Abstract Digitalis glycoside-like properties of the Bufo marinus toad crude venom and one of its constituents, bufalin, were studied in various assay systems. In concentrations 0.3–30 μg/ml crude venom increased the contractility of isolated electrically driven rat atria, constricted rat aortic rings, inhibited ouabain-sensitive Na + , K + -ATPase in rat erythrocytes and the Na + , K + -pump in rat aorta, and cross-reacted with antidigoxin antibody from the dissociation enhanced lanthanide fluoroimmunoassay (DELFIA).
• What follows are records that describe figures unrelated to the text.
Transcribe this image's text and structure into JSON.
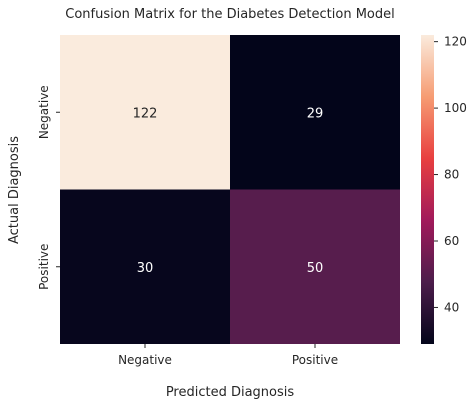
{
  "chart_data": {
    "type": "heatmap",
    "title": "Confusion Matrix for the Diabetes Detection Model",
    "xlabel": "Predicted Diagnosis",
    "ylabel": "Actual Diagnosis",
    "x_categories": [
      "Negative",
      "Positive"
    ],
    "y_categories": [
      "Negative",
      "Positive"
    ],
    "values": [
      [
        122,
        29
      ],
      [
        30,
        50
      ]
    ],
    "colorbar": {
      "ticks": [
        40,
        60,
        80,
        100,
        120
      ],
      "range": [
        29,
        122
      ],
      "colormap": "rocket",
      "colors": [
        "#03051a",
        "#4c1d4b",
        "#a11a5b",
        "#e83f3f",
        "#f69c73",
        "#faebdd"
      ]
    },
    "annotation_colors": {
      "dark_cell_text": "#ffffff",
      "light_cell_text": "#262626"
    }
  }
}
These effects were unaffected by adrenoceptor blockers and the 5-HT antagonist, deseril, but were blocked by antidigoxin antibody. Bufalin (10–30 μM) increased myocardial contractility and inhibited Na + , K + -ATPase in rat erythrocytes similarly to crude Bufo marinus venom. In rat aorta bufalin showed weak and delayed vasoconstrictor activity which was antagonized by 2 μM phentolamine, and had a biphasic effect on the Na + , K + -pump; 0.5–1.0 μM bufalin stimulated the pump, while higher concentrations inhibited its activity. Although the effects of bufalin were blocked by antidigoxin antibody, bufalin showed very low digoxin-like immunoreactivity in the DELFIA. These observations suggest that, in addition to bufalin, Bufo marinus venom contains at least one more digitalis-like steroid with significant intrinsic vasoconstrictor activity which, unlike bufalin, constricts the blood vessels acting directly via inhibition of the sodium pump in the vascular smooth muscle membrane.